Maintenant, il n’en doutait plus, la jeune fille qui avait passé la veille au matin se dirigeant vers la Prusse, et par conséquent vers la France, était bien Madeleine, Madeleine après qui il courait… Que lui importait tout le reste, c’est-à-dire la mort de Nicolas Arsoff, et ce qui avait dû s’ensuivre ? C’était l’affaire de son père, le comte Potenieff, et non la sienne. Mais il est un sentiment qui germe vigoureusement dans un cœur russe, la vengeance ! Or, Yvan se sentit frémir par tout le corps à la pensée qu’il y avait eu un homme assez hardi pour oser lever un regard coupable sur Madeleine. Quel était cet homme que l’on qualifiait tour à tour de valet de chambre et de moujik ? Un autre soupçon traversa l’esprit d’Yvan.

– Qui sait ? se dit-il, mon père est peut-être complice de toutes ces infamies ?

Et il fut pris alors d’un ardent désir de voir l’infâme qui avait violenté Madeleine et de le faire périr sous le bâton.

– Et tu dis que cet homme est à l’auberge du Sava ? dit-il au maître de poste.

– Oui, monsieur.

Yvan n’en voulait pas savoir davantage. Il se jeta dans le traîneau et commanda au postillon de marcher un train d’enfer. Deux heures après, la téléga d’Yvan s’arrêtait à la porte du Sava. Animée et pleine de bruit l’avant-veille, l’auberge maudite était redevenue morne et solitaire. Cependant il s’y trouvait trois personnes encore : la vieille dame, qui continuait toujours à pleurer son chien, et ne savait plus comment continuer son chemin, soit pour aller à Lifrou, soit pour revenir à Moscou ; Pierre le moujik, que les soins de la vieille hôtesse avaient ramené à la vie, et qui, ce jour-là, s’était levé et assis sur le poêle, comme un véritable convalescent. Enfin Yvanowitchka, la vieille sorcière, l’hôtesse de l’auberge qui porte malheur. Yvan entra comme un ouragan. Il vit un homme aux traits pâlis, à l’air souffrant, qui le regarda avec étonnement. Alors même que cet homme eût été vêtu comme un paysan russe ordinaire, Yvan l’aurait reconnu. Mais il ne pouvait douter une minute que ce ne fût l’homme qu’il cherchait, car la veste du valet de chambre était verte et jaune, et à la livrée de Potenieff, par conséquent. Yvan lui sauta à la gorge.

– Misérable ! dit-il, qu’as-tu fait de Madeleine ?

Pierre pâlit.

– Je vais te tuer ! reprit Yvan ; mais auparavant, il faut que tu saches qui je suis. Je m’appelle Yvan Potenieff !

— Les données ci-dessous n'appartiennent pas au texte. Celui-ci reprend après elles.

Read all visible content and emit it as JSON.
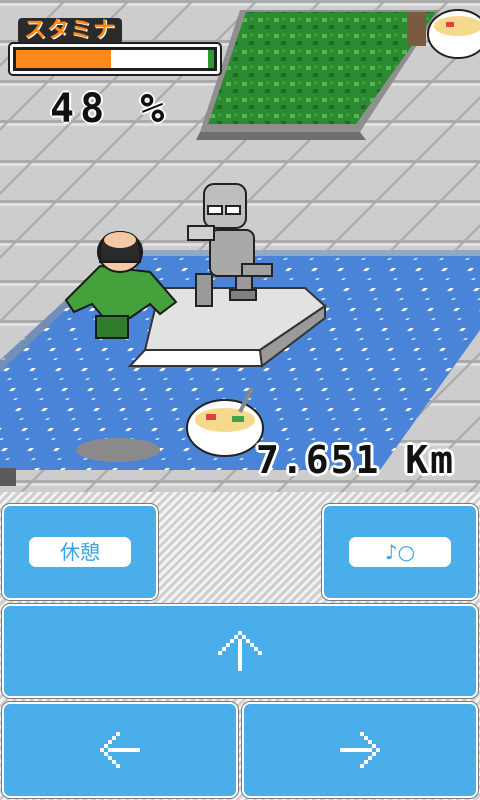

Pierre n’avait jamais vu l’homme dont il avait la voix. Il jeta un cri et tomba à genoux. Puis, joignant les mains :

– Ne me tuez pas, dit-il, je n’ai fait qu’obéir à votre père.

Ces mots produisirent sur Yvan une réaction violente ; sa colère tomba. Il regarda cet homme, qui se soutenait à peine tant il était faible encore.

– Parle, dit-il, je veux savoir…

Beruto était entré dans l’auberge, et s’était arrêté stupéfait à deux pas du poêle en entendant Pierre le moujik parler. Yvan seul ne s’était pas aperçu de cette étrange ressemblance de voix.